Senior Spring @ Quincy 610

Saturday, April 21st, 2007

Wow, it’s been a busy couple of days.  But mostly fun-busy, I think.  But perhaps that’s just selective memory.

Senior Spring @ 610 

I threw another party tonight, mostly in honor of pre-frosh weekend, although I think I eventually only met a handful of prefrosh (the rest of the time I spent running about searching for refills, cleaning up and greeting people I know).  The party was pretty successful on the whole, and it did end at about the time I’d been planning.  I’m proud that I kept fairly close to budget, despite the fine selection of finger food and cocktails served.  My favorites were the English cheddar with carmelized onions and the seafood paté on melba toast.  More pictures and so on will have to wait.

In a couple of hours I will drive Ming, Nathan, Justin and myself down to NYC for Singapore Day.  And then at about 3am on Sunday morning I will drive Rika, Justin and myself back.  The next 36 hours are going to have to be about many naps…

Forgiven; forgotten?

Sunday, March 18th, 2007

The most arresting article I’ve read anywhere recently is this feature on Imelda Marcos from this month’s W magazine. 

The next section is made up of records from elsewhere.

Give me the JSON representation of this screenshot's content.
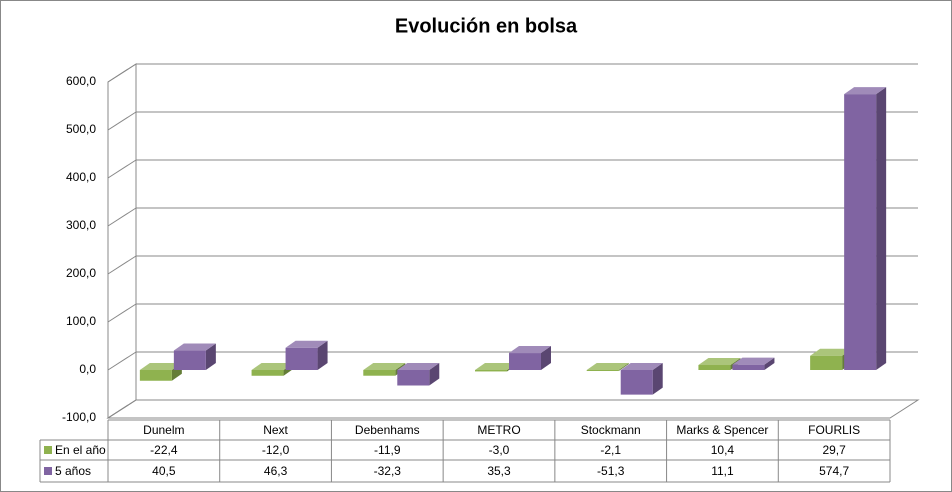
{
  "chart_data": {
    "type": "bar3d",
    "title": "Evolución en bolsa",
    "categories": [
      "Dunelm",
      "Next",
      "Debenhams",
      "METRO",
      "Stockmann",
      "Marks & Spencer",
      "FOURLIS"
    ],
    "series": [
      {
        "name": "En el año",
        "color": "#8fb24f",
        "values": [
          -22.4,
          -12.0,
          -11.9,
          -3.0,
          -2.1,
          10.4,
          29.7
        ],
        "value_labels": [
          "-22,4",
          "-12,0",
          "-11,9",
          "-3,0",
          "-2,1",
          "10,4",
          "29,7"
        ]
      },
      {
        "name": "5 años",
        "color": "#8064a2",
        "values": [
          40.5,
          46.3,
          -32.3,
          35.3,
          -51.3,
          11.1,
          574.7
        ],
        "value_labels": [
          "40,5",
          "46,3",
          "-32,3",
          "35,3",
          "-51,3",
          "11,1",
          "574,7"
        ]
      }
    ],
    "ylim": [
      -100,
      600
    ],
    "yticks": [
      {
        "value": -100,
        "label": "-100,0"
      },
      {
        "value": 0,
        "label": "0,0"
      },
      {
        "value": 100,
        "label": "100,0"
      },
      {
        "value": 200,
        "label": "200,0"
      },
      {
        "value": 300,
        "label": "300,0"
      },
      {
        "value": 400,
        "label": "400,0"
      },
      {
        "value": 500,
        "label": "500,0"
      },
      {
        "value": 600,
        "label": "600,0"
      }
    ],
    "grid": true
  }
}
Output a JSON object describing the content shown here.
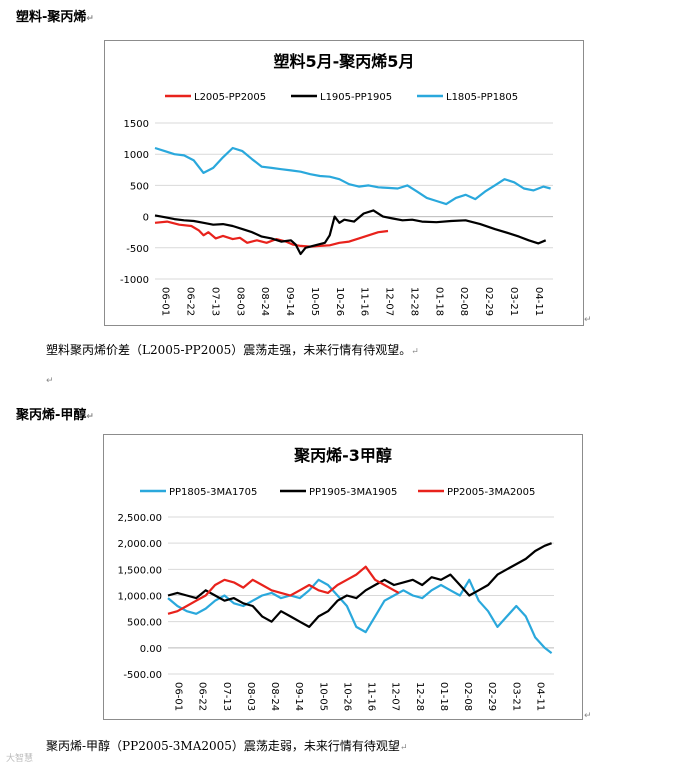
{
  "section1": {
    "heading": "塑料-聚丙烯",
    "paragraph": "塑料聚丙烯价差（L2005-PP2005）震荡走强，未来行情有待观望。"
  },
  "section2": {
    "heading": "聚丙烯-甲醇",
    "paragraph": "聚丙烯-甲醇（PP2005-3MA2005）震荡走弱，未来行情有待观望"
  },
  "watermark": "大智慧",
  "para_mark": "↵",
  "chart_data": [
    {
      "type": "line",
      "title": "塑料5月-聚丙烯5月",
      "x_ticks": [
        "06-01",
        "06-22",
        "07-13",
        "08-03",
        "08-24",
        "09-14",
        "10-05",
        "10-26",
        "11-16",
        "12-07",
        "12-28",
        "01-18",
        "02-08",
        "02-29",
        "03-21",
        "04-11"
      ],
      "ylim": [
        -1000,
        1500
      ],
      "y_ticks": [
        -1000,
        -500,
        0,
        500,
        1000,
        1500
      ],
      "y_tick_labels": [
        "-1000",
        "-500",
        "0",
        "500",
        "1000",
        "1500"
      ],
      "legend_position": "top",
      "series": [
        {
          "name": "L2005-PP2005",
          "color": "#e8221c",
          "points": [
            [
              0,
              -100
            ],
            [
              5,
              -80
            ],
            [
              10,
              -130
            ],
            [
              15,
              -150
            ],
            [
              18,
              -220
            ],
            [
              20,
              -300
            ],
            [
              22,
              -250
            ],
            [
              25,
              -350
            ],
            [
              28,
              -310
            ],
            [
              32,
              -360
            ],
            [
              35,
              -340
            ],
            [
              38,
              -420
            ],
            [
              42,
              -380
            ],
            [
              46,
              -420
            ],
            [
              50,
              -360
            ],
            [
              54,
              -400
            ],
            [
              57,
              -450
            ],
            [
              60,
              -470
            ],
            [
              64,
              -480
            ],
            [
              68,
              -470
            ],
            [
              72,
              -460
            ],
            [
              76,
              -420
            ],
            [
              80,
              -400
            ],
            [
              84,
              -350
            ],
            [
              88,
              -300
            ],
            [
              92,
              -250
            ],
            [
              96,
              -230
            ]
          ]
        },
        {
          "name": "L1905-PP1905",
          "color": "#000000",
          "points": [
            [
              0,
              20
            ],
            [
              4,
              -10
            ],
            [
              8,
              -40
            ],
            [
              12,
              -60
            ],
            [
              16,
              -70
            ],
            [
              20,
              -100
            ],
            [
              24,
              -130
            ],
            [
              28,
              -120
            ],
            [
              32,
              -150
            ],
            [
              36,
              -200
            ],
            [
              40,
              -250
            ],
            [
              44,
              -320
            ],
            [
              48,
              -350
            ],
            [
              52,
              -400
            ],
            [
              56,
              -380
            ],
            [
              58,
              -450
            ],
            [
              60,
              -600
            ],
            [
              62,
              -500
            ],
            [
              64,
              -480
            ],
            [
              67,
              -450
            ],
            [
              70,
              -420
            ],
            [
              72,
              -300
            ],
            [
              74,
              0
            ],
            [
              76,
              -100
            ],
            [
              78,
              -50
            ],
            [
              82,
              -80
            ],
            [
              86,
              50
            ],
            [
              90,
              100
            ],
            [
              94,
              0
            ],
            [
              98,
              -30
            ],
            [
              102,
              -60
            ],
            [
              106,
              -50
            ],
            [
              110,
              -80
            ],
            [
              116,
              -90
            ],
            [
              122,
              -70
            ],
            [
              128,
              -60
            ],
            [
              134,
              -120
            ],
            [
              140,
              -200
            ],
            [
              146,
              -270
            ],
            [
              150,
              -320
            ],
            [
              154,
              -380
            ],
            [
              158,
              -430
            ],
            [
              161,
              -380
            ]
          ]
        },
        {
          "name": "L1805-PP1805",
          "color": "#2aa8dc",
          "points": [
            [
              0,
              1100
            ],
            [
              4,
              1050
            ],
            [
              8,
              1000
            ],
            [
              12,
              980
            ],
            [
              16,
              900
            ],
            [
              20,
              700
            ],
            [
              24,
              780
            ],
            [
              28,
              950
            ],
            [
              32,
              1100
            ],
            [
              36,
              1050
            ],
            [
              40,
              920
            ],
            [
              44,
              800
            ],
            [
              48,
              780
            ],
            [
              52,
              760
            ],
            [
              56,
              740
            ],
            [
              60,
              720
            ],
            [
              64,
              680
            ],
            [
              68,
              650
            ],
            [
              72,
              640
            ],
            [
              76,
              600
            ],
            [
              80,
              520
            ],
            [
              84,
              480
            ],
            [
              88,
              500
            ],
            [
              92,
              470
            ],
            [
              96,
              460
            ],
            [
              100,
              450
            ],
            [
              104,
              500
            ],
            [
              108,
              400
            ],
            [
              112,
              300
            ],
            [
              116,
              250
            ],
            [
              120,
              200
            ],
            [
              124,
              300
            ],
            [
              128,
              350
            ],
            [
              132,
              280
            ],
            [
              136,
              400
            ],
            [
              140,
              500
            ],
            [
              144,
              600
            ],
            [
              148,
              550
            ],
            [
              152,
              450
            ],
            [
              156,
              420
            ],
            [
              160,
              480
            ],
            [
              163,
              450
            ]
          ]
        }
      ]
    },
    {
      "type": "line",
      "title": "聚丙烯-3甲醇",
      "x_ticks": [
        "06-01",
        "06-22",
        "07-13",
        "08-03",
        "08-24",
        "09-14",
        "10-05",
        "10-26",
        "11-16",
        "12-07",
        "12-28",
        "01-18",
        "02-08",
        "02-29",
        "03-21",
        "04-11"
      ],
      "ylim": [
        -500,
        2500
      ],
      "y_ticks": [
        -500,
        0,
        500,
        1000,
        1500,
        2000,
        2500
      ],
      "y_tick_labels": [
        "-500.00",
        "0.00",
        "500.00",
        "1,000.00",
        "1,500.00",
        "2,000.00",
        "2,500.00"
      ],
      "legend_position": "top",
      "series": [
        {
          "name": "PP1805-3MA1705",
          "color": "#2aa8dc",
          "points": [
            [
              0,
              950
            ],
            [
              4,
              800
            ],
            [
              8,
              700
            ],
            [
              12,
              650
            ],
            [
              16,
              750
            ],
            [
              20,
              900
            ],
            [
              24,
              1000
            ],
            [
              28,
              850
            ],
            [
              32,
              800
            ],
            [
              36,
              900
            ],
            [
              40,
              1000
            ],
            [
              44,
              1050
            ],
            [
              48,
              950
            ],
            [
              52,
              1000
            ],
            [
              56,
              950
            ],
            [
              60,
              1100
            ],
            [
              64,
              1300
            ],
            [
              68,
              1200
            ],
            [
              72,
              1000
            ],
            [
              76,
              800
            ],
            [
              80,
              400
            ],
            [
              84,
              300
            ],
            [
              88,
              600
            ],
            [
              92,
              900
            ],
            [
              96,
              1000
            ],
            [
              100,
              1100
            ],
            [
              104,
              1000
            ],
            [
              108,
              950
            ],
            [
              112,
              1100
            ],
            [
              116,
              1200
            ],
            [
              120,
              1100
            ],
            [
              124,
              1000
            ],
            [
              128,
              1300
            ],
            [
              132,
              900
            ],
            [
              136,
              700
            ],
            [
              140,
              400
            ],
            [
              144,
              600
            ],
            [
              148,
              800
            ],
            [
              152,
              600
            ],
            [
              156,
              200
            ],
            [
              160,
              0
            ],
            [
              163,
              -100
            ]
          ]
        },
        {
          "name": "PP1905-3MA1905",
          "color": "#000000",
          "points": [
            [
              0,
              1000
            ],
            [
              4,
              1050
            ],
            [
              8,
              1000
            ],
            [
              12,
              950
            ],
            [
              16,
              1100
            ],
            [
              20,
              1000
            ],
            [
              24,
              900
            ],
            [
              28,
              950
            ],
            [
              32,
              850
            ],
            [
              36,
              800
            ],
            [
              40,
              600
            ],
            [
              44,
              500
            ],
            [
              48,
              700
            ],
            [
              52,
              600
            ],
            [
              56,
              500
            ],
            [
              60,
              400
            ],
            [
              64,
              600
            ],
            [
              68,
              700
            ],
            [
              72,
              900
            ],
            [
              76,
              1000
            ],
            [
              80,
              950
            ],
            [
              84,
              1100
            ],
            [
              88,
              1200
            ],
            [
              92,
              1300
            ],
            [
              96,
              1200
            ],
            [
              100,
              1250
            ],
            [
              104,
              1300
            ],
            [
              108,
              1200
            ],
            [
              112,
              1350
            ],
            [
              116,
              1300
            ],
            [
              120,
              1400
            ],
            [
              124,
              1200
            ],
            [
              128,
              1000
            ],
            [
              132,
              1100
            ],
            [
              136,
              1200
            ],
            [
              140,
              1400
            ],
            [
              144,
              1500
            ],
            [
              148,
              1600
            ],
            [
              152,
              1700
            ],
            [
              156,
              1850
            ],
            [
              160,
              1950
            ],
            [
              163,
              2000
            ]
          ]
        },
        {
          "name": "PP2005-3MA2005",
          "color": "#e8221c",
          "points": [
            [
              0,
              650
            ],
            [
              4,
              700
            ],
            [
              8,
              800
            ],
            [
              12,
              900
            ],
            [
              16,
              1000
            ],
            [
              20,
              1200
            ],
            [
              24,
              1300
            ],
            [
              28,
              1250
            ],
            [
              32,
              1150
            ],
            [
              36,
              1300
            ],
            [
              40,
              1200
            ],
            [
              44,
              1100
            ],
            [
              48,
              1050
            ],
            [
              52,
              1000
            ],
            [
              56,
              1100
            ],
            [
              60,
              1200
            ],
            [
              64,
              1100
            ],
            [
              68,
              1050
            ],
            [
              72,
              1200
            ],
            [
              76,
              1300
            ],
            [
              80,
              1400
            ],
            [
              84,
              1550
            ],
            [
              88,
              1300
            ],
            [
              92,
              1200
            ],
            [
              96,
              1100
            ],
            [
              98,
              1050
            ]
          ]
        }
      ]
    }
  ]
}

Imelda was of course the first lady of the Philippines for quite a while (1965-1986) while her husband, Ferdinand, was President.  Outside of the Philippines she’s famous mainly for her staggering shoe collection, the cost of which is probably some small fraction of the huge sums of money the Marcos’ are accused of embezzling from the national coffers (allegedly around five billion dollars).  But the article is fascinating mainly for the richness of Imelda’s story, the people she knew (Saddam, Doris Duke and the Pope all make cameos) and the vividness of her personality. 

Much more interesting than anything that could be written about Anna Nicole.  Go read and see for yourself.

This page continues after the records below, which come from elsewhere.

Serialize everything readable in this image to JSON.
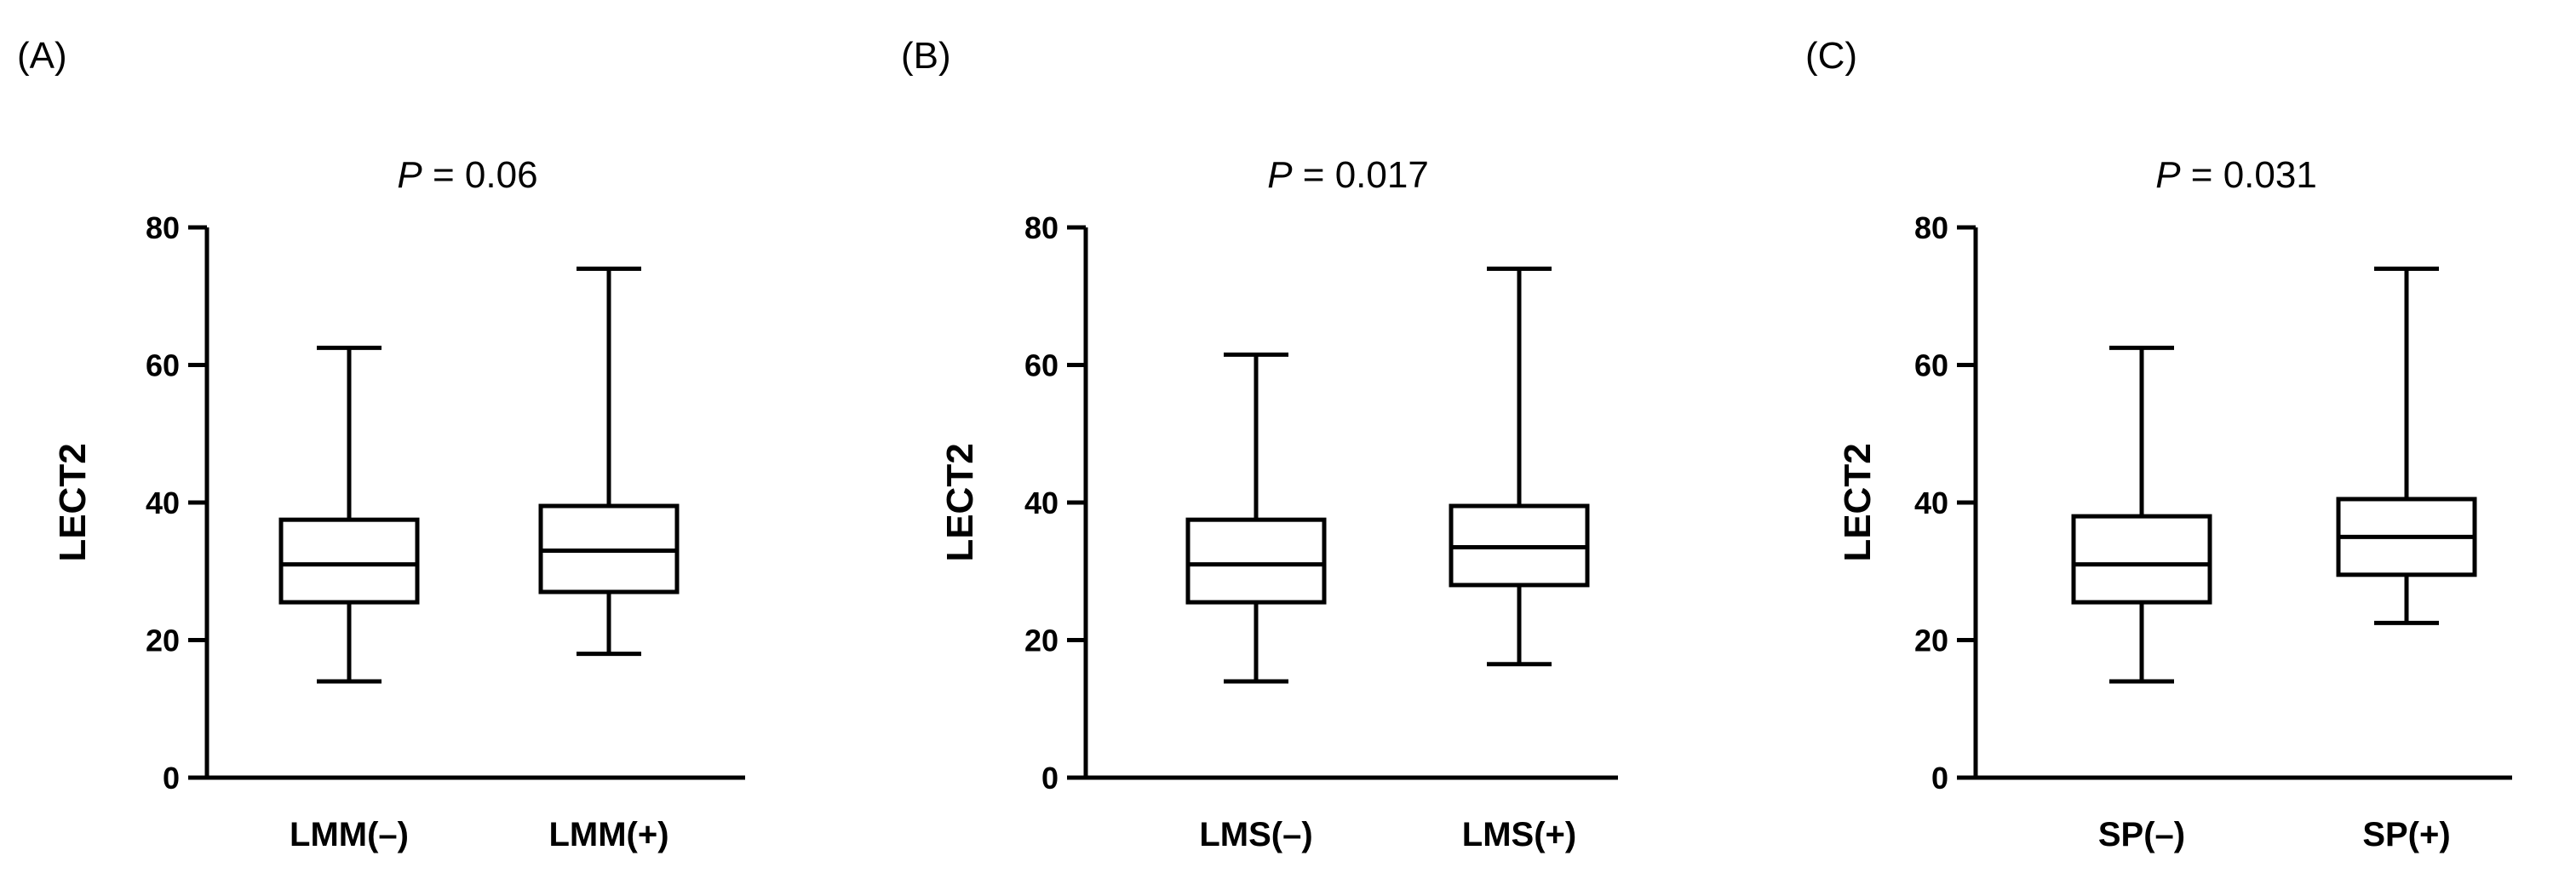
{
  "chart_data": [
    {
      "type": "box",
      "panel_label": "(A)",
      "p_label": "P",
      "p_value": " = 0.06",
      "ylabel": "LECT2",
      "ylim": [
        0,
        80
      ],
      "yticks": [
        0,
        20,
        40,
        60,
        80
      ],
      "categories": [
        "LMM(–)",
        "LMM(+)"
      ],
      "boxes": [
        {
          "min": 14,
          "q1": 25.5,
          "median": 31,
          "q3": 37.5,
          "max": 62.5
        },
        {
          "min": 18,
          "q1": 27,
          "median": 33,
          "q3": 39.5,
          "max": 74
        }
      ]
    },
    {
      "type": "box",
      "panel_label": "(B)",
      "p_label": "P",
      "p_value": " = 0.017",
      "ylabel": "LECT2",
      "ylim": [
        0,
        80
      ],
      "yticks": [
        0,
        20,
        40,
        60,
        80
      ],
      "categories": [
        "LMS(–)",
        "LMS(+)"
      ],
      "boxes": [
        {
          "min": 14,
          "q1": 25.5,
          "median": 31,
          "q3": 37.5,
          "max": 61.5
        },
        {
          "min": 16.5,
          "q1": 28,
          "median": 33.5,
          "q3": 39.5,
          "max": 74
        }
      ]
    },
    {
      "type": "box",
      "panel_label": "(C)",
      "p_label": "P",
      "p_value": " = 0.031",
      "ylabel": "LECT2",
      "ylim": [
        0,
        80
      ],
      "yticks": [
        0,
        20,
        40,
        60,
        80
      ],
      "categories": [
        "SP(–)",
        "SP(+)"
      ],
      "boxes": [
        {
          "min": 14,
          "q1": 25.5,
          "median": 31,
          "q3": 38,
          "max": 62.5
        },
        {
          "min": 22.5,
          "q1": 29.5,
          "median": 35,
          "q3": 40.5,
          "max": 74
        }
      ]
    }
  ]
}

I dreamt last night of my time in the Army, for the first time within memory.  It was a little unexpected, and nice in a way to see those familiar faces again.  I wonder what everyone is up to?  Maybe this dream was triggered by my fast-approaching return to my lieu de naissance 🙂

Have you heard?

Thursday, March 15th, 2007

Sometimes research returns unexpected results; an example would be these choice passages from a 2003 journal article titled “Drug Abuse: Iran’s Thorniest Problem”:

“Iran has executed over 10,000 narcotics traffickers in the last decade, usually by hanging, and some 800 people are on death row for narcotics offenses.  Sometimes the penalties are carried out in public to serve as a deterrent. By 1999 it was obvious that harsh penalties were not having the desired effect.  Capital punishment for smugglers continues, but drug abusers are treated less harshly now.” (290)

And also:

“The law-and-order approach, of course, has its advocates. The police chief called last year for ‘more effective law enforcement.’ The head of the Judiciary said, ‘Drug traffickers and sellers must no longer benefit from any amnesty—on the contrary they must be severely repressed.’ And a Deputy Interior Minister complained in June 2001 about the number of executions: ‘Some 15,869 drug traffickers deserved death, but only 1,735 were meted capital punishment. The death sentence against 400 convicts was upheld, but finally only 233 were sent to the gallows.'” (292)

Sammi, William A., “Drug Abuse: Iran’s Thorniest Problem”, The Brown Journal of World Affairs 9, no. 2 (Winter/Spring 2003): 283-99

And today I learnt another new thing: the differences in form and usage between the em-dash, the en-dash, the hyphen and the minus sign.  Who knew?

Dash.

Shaken

Wednesday, March 7th, 2007

God bless the people of Sumatra.  What awful news.

It’s also sobering to hear that even my mother felt the tremors at home.

Scrappy day

Tuesday, March 6th, 2007

Oh, scrappy day.

I was distracted enough to miss my 1pm.  And that’s the least of it.

I’m going back to bed.  Wake me in the morning.

I want to see a full, high-quality video of the Viktor & Rolf show.  Pretty unbelievable – I want to see these clothes on some covers and editorials (like that Dolce and Gabbana dress that’s everywhere right now).